In contrast traditional laser achieve therapeutic effect when a white burn is seen because of retinal pigment epithelium thermal injury and thus can lead to fibrosis and possible choroidal neovascularization.8 Perente et al.9 compared the treatment with 532nm traditional focal laser or observation for non-central CSME, the laser arm achieved better outcome in term of vision and retinal thickness within 12 months, and retinal thickness reduced by average 22.6µm, when comparing it to this study were thickness reduced by average 73.17µm topography without causing retinal scars. Clinical trials tested effect of subthreshold laser using both 577 nm and 810 nm, to our knowledge this is the first study that uses 532nm subthreshold laser. When comparing results the 810 nm subthreshold laser reduced retinal thickening10 from358± 94 to 346± 113µm while 577 nm11 358±46 to 340±56µm, in this study a 532nm, where this study showed that subthreshold laser reduced retinal thickening from 384.5±64.5µm to 311.33±51.7µm.

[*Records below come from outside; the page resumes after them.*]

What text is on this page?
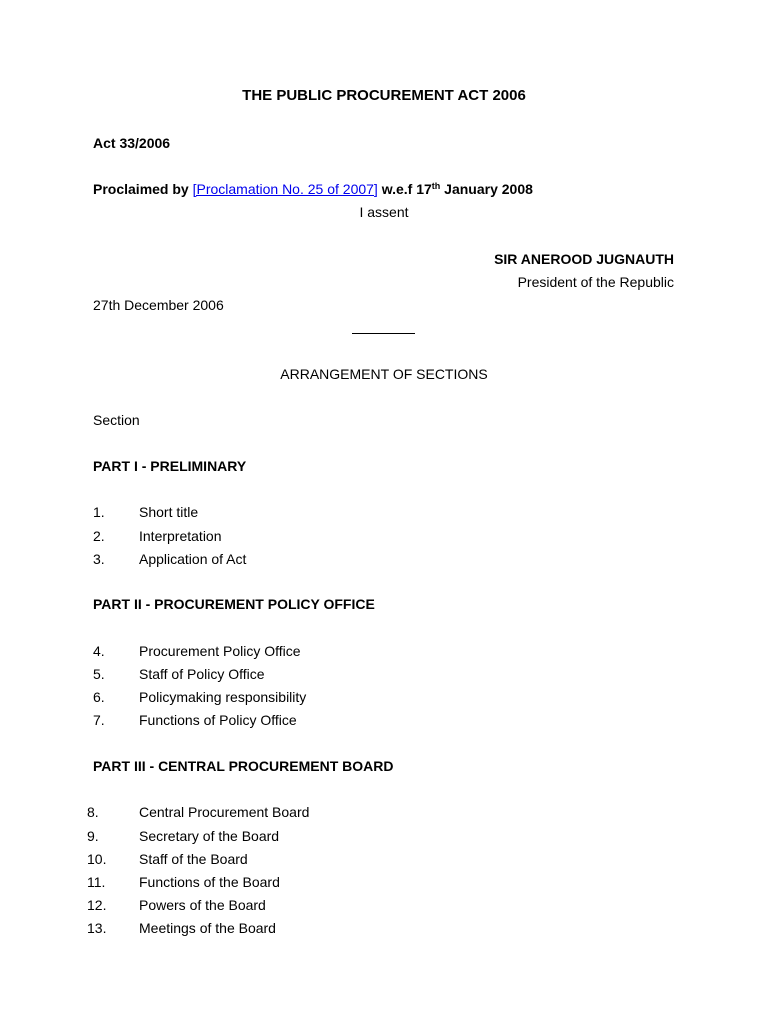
THE PUBLIC PROCUREMENT ACT 2006
Act 33/2006
Proclaimed by [Proclamation No. 25 of 2007] w.e.f 17th January 2008
I assent
SIR ANEROOD JUGNAUTH
President of the Republic
27th December 2006
ARRANGEMENT OF SECTIONS
Section
PART I - PRELIMINARY
1. Short title
2. Interpretation
3. Application of Act
PART II - PROCUREMENT POLICY OFFICE
4. Procurement Policy Office
5. Staff of Policy Office
6. Policymaking responsibility
7. Functions of Policy Office
PART III - CENTRAL PROCUREMENT BOARD
8.	Central Procurement Board
9.	Secretary of the Board
10. Staff of the Board
11. Functions of the Board
12. Powers of the Board
13. Meetings of the Board
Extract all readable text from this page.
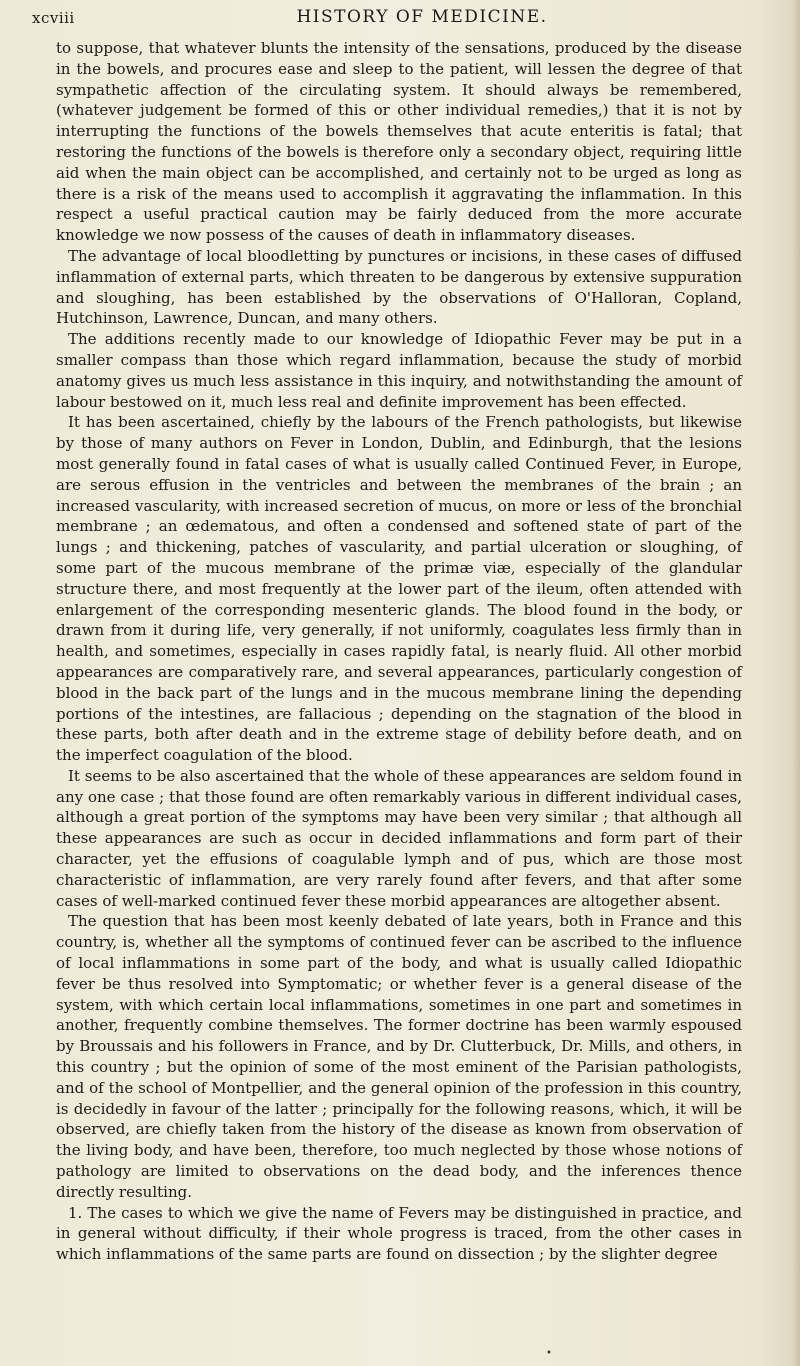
xcviii	HISTORY OF MEDICINE.

to suppose, that whatever blunts the intensity of the sensations, produced by the disease in the bowels, and procures ease and sleep to the patient, will lessen the degree of that sympathetic affection of the circulating system. It should always be remembered, (whatever judgement be formed of this or other individual remedies,) that it is not by interrupting the functions of the bowels themselves that acute enteritis is fatal; that restoring the functions of the bowels is therefore only a secondary object, requiring little aid when the main object can be accomplished, and certainly not to be urged as long as there is a risk of the means used to accomplish it aggravating the inflammation. In this respect a useful practical caution may be fairly deduced from the more accurate knowledge we now possess of the causes of death in inflammatory diseases.

The advantage of local bloodletting by punctures or incisions, in these cases of diffused inflammation of external parts, which threaten to be dangerous by extensive suppuration and sloughing, has been established by the observations of O'Halloran, Copland, Hutchinson, Lawrence, Duncan, and many others.

The additions recently made to our knowledge of Idiopathic Fever may be put in a smaller compass than those which regard inflammation, because the study of morbid anatomy gives us much less assistance in this inquiry, and notwithstanding the amount of labour bestowed on it, much less real and definite improvement has been effected.

It has been ascertained, chiefly by the labours of the French pathologists, but likewise by those of many authors on Fever in London, Dublin, and Edinburgh, that the lesions most generally found in fatal cases of what is usually called Continued Fever, in Europe, are serous effusion in the ventricles and between the membranes of the brain ; an increased vascularity, with increased secretion of mucus, on more or less of the bronchial membrane ; an œdematous, and often a condensed and softened state of part of the lungs ; and thickening, patches of vascularity, and partial ulceration or sloughing, of some part of the mucous membrane of the primæ viæ, especially of the glandular structure there, and most frequently at the lower part of the ileum, often attended with enlargement of the corresponding mesenteric glands. The blood found in the body, or drawn from it during life, very generally, if not uniformly, coagulates less firmly than in health, and sometimes, especially in cases rapidly fatal, is nearly fluid. All other morbid appearances are comparatively rare, and several appearances, particularly congestion of blood in the back part of the lungs and in the mucous membrane lining the depending portions of the intestines, are fallacious ; depending on the stagnation of the blood in these parts, both after death and in the extreme stage of debility before death, and on the imperfect coagulation of the blood.

It seems to be also ascertained that the whole of these appearances are seldom found in any one case ; that those found are often remarkably various in different individual cases, although a great portion of the symptoms may have been very similar ; that although all these appearances are such as occur in decided inflammations and form part of their character, yet the effusions of coagulable lymph and of pus, which are those most characteristic of inflammation, are very rarely found after fevers, and that after some cases of well-marked continued fever these morbid appearances are altogether absent.

The question that has been most keenly debated of late years, both in France and this country, is, whether all the symptoms of continued fever can be ascribed to the influence of local inflammations in some part of the body, and what is usually called Idiopathic fever be thus resolved into Symptomatic; or whether fever is a general disease of the system, with which certain local inflammations, sometimes in one part and sometimes in another, frequently combine themselves. The former doctrine has been warmly espoused by Broussais and his followers in France, and by Dr. Clutterbuck, Dr. Mills, and others, in this country ; but the opinion of some of the most eminent of the Parisian pathologists, and of the school of Montpellier, and the general opinion of the profession in this country, is decidedly in favour of the latter ; principally for the following reasons, which, it will be observed, are chiefly taken from the history of the disease as known from observation of the living body, and have been, therefore, too much neglected by those whose notions of pathology are limited to observations on the dead body, and the inferences thence directly resulting.

1. The cases to which we give the name of Fevers may be distinguished in practice, and in general without difficulty, if their whole progress is traced, from the other cases in which inflammations of the same parts are found on dissection ; by the slighter degree

•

When choosing 532 nm subthreshold laser for treatment non central CSME, it is important to consider the following

  1. 532 nm laser is effective when retinal thickening is less than 400µm, however in cases of edemas above 400µm the effect is reduced due to the nature of 532 nm laser that thermally diffuses in shallow retinal layers better.
  2. Glycemic control (HbA1c less than 7%) is mandatory to achieve optimum results and stability of the edema, because poor glycemic control may lead to treatment failure and recurrence of the edema.
  3. Re treatment is needed whenever edema is worsened or treatment failures and can be repeated in the same area as much as needed in contrary to traditional laser
  4. Subfield retinal thickness changes noticed in topography (Figure 3) within 2-3 months from treatment, as topography is more sensitive to subfield changes in retinal thickness than tomography.
  5. Some edemas will not respond to 532nm subthreshold laser no matter how much treatment repeated the same as there is edemas considered non-responders to VEGF blockade agents.

The weakness of this study is the following

  1. The short time follow up
  2. The small number of eyes that have been tested with 532nm subthreshold laser
  3. The unknown long term results and durability diabetic macular edemas with 532nm subthreshold laser
  • Figure 3 shows NON central CSME in topography before (Left) and after (Right) treatment with subthreshold 532 nm laser showing that laser has reduced macular thickening and maintained BCVA 20/20 without causing central edema progression or retinal thermal damage within 8 weeks however the central retinal thickness is normal whenever it is below 250 microns.


This study showed that 532nm subthreshold laser is effective in reducing retinal thickness and preventing the risk of progression of non-central CSME to central CSME and visual loss especially in cases of edemas with retinal thickness less than 400µm and with good glycemic control without causing retinal scars or visual loss.

However, long-term and larger studies are required to evaluate the true efficacy and durability of 532nm subthreshold laser.



Conflict of interest

The author declares that there is no conflict of interest.